ECLI:NL:RBAMS:2023:3501

Rechtbank Amsterdam

Datum uitspraak
9 maart 2023
Publicatiedatum
2 juni 2023
Zaaknummer
AMS 22/3901
Instantie
Rechtbank Amsterdam
Type
Uitspraak
Rechtsgebied
Bestuursrecht
Procedures
  • Eerste aanleg - enkelvoudig
Vindplaatsen
  • Rechtspraak.nl
AI samenvatting door LexboostAutomatisch gegenereerd

Weigering omgevingsvergunning voor open fietsoverkapping in strijd met bestemmingsplan

Op 9 maart 2023 heeft de Rechtbank Amsterdam uitspraak gedaan in de zaak tussen eiseres, eigenaar van een pand in [plaats], en het college van burgemeester en wethouders van Amsterdam. Eiseres had een omgevingsvergunning aangevraagd voor een open fietsoverkapping in de voortuin van haar pand. Het college had eerder op 17 november 2021 een vergunning verleend, maar heeft deze in de bezwaarfase herroepen en geweigerd op 4 juli 2022, omdat de overkapping in strijd zou zijn met het bestemmingsplan. De rechtbank oordeelt dat de fietsoverkapping niet past binnen de bestemming 'Tuin' en dat het college in redelijkheid de vergunning kon weigeren. Eiseres stelde dat het college het vertrouwensbeginsel had geschonden, maar de rechtbank oordeelde dat er geen toezegging was gedaan die het college zou binden.
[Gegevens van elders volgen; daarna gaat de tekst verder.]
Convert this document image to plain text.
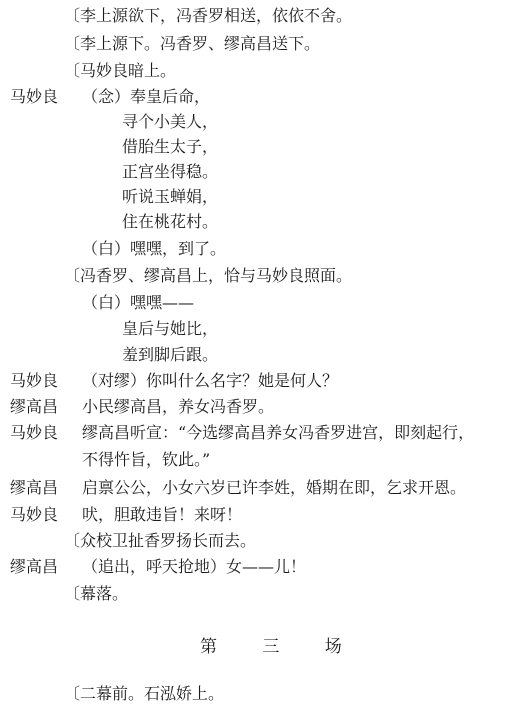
〔李上源欲下，冯香罗相送，依依不舍。
〔李上源下。冯香罗、缪高昌送下。
〔马妙良暗上。
马妙良 （念）奉皇后命，
寻个小美人，
借胎生太子，
正宫坐得稳。
听说玉蝉娟，
住在桃花村。
（白）嘿嘿，到了。
〔冯香罗、缪高昌上，恰与马妙良照面。
（白）嘿嘿——
皇后与她比，
羞到脚后跟。
马妙良 （对缪）你叫什么名字？她是何人？
缪高昌 小民缪高昌，养女冯香罗。
马妙良 缪高昌听宣：“今选缪高昌养女冯香罗进宫，即刻起行，
不得忤旨，钦此。”
缪高昌 启禀公公，小女六岁已许李姓，婚期在即，乞求开恩。
马妙良 吠，胆敢违旨！来呀！
〔众校卫扯香罗扬长而去。
缪高昌 （追出，呼天抢地）女——儿！
〔幕落。
第 三 场
〔二幕前。石泓娇上。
De rechtbank concludeert dat het beroep van eiseres ongegrond is en dat er geen aanleiding is voor proceskostenvergoeding.

Uitspraak

RECHTBANK AMSTERDAM

Bestuursrecht
zaaknummer: AMS 22/3901

uitspraak van de enkelvoudige kamer van 9 maart 2023 in de zaak tussen

[eiseres] , uit [plaats] , eiseres

( [gem. eiser] ),
en

het college van burgemeester en wethouders van Amsterdam, verweerder

( [gem. verweerder] ).
Als derde-partij neemt aan de zaak deel: [belangherbbende] uit [plaats] , belanghebbende
(gemachtigde: mr. M.J.S. Spanjersberg).

Procesverloop

Op 17 november 2021 heeft het college aan eiseres een omgevingsvergunning verleend voor een open fietsoverkapping aan de [adres] te [plaats] . Belanghebbende heeft daartegen bezwaar ingesteld. Bij besluit van 4 juli 2022 , het besteden besluit, heeft het college het bezwaar gegrond verklaard, het besluit van 17 november 2021 herroepen en de omgevingsvergunning geweigerd.
Eiseres heeft hiertegen beroep ingesteld. Het college heeft een verweerschrift ingediend.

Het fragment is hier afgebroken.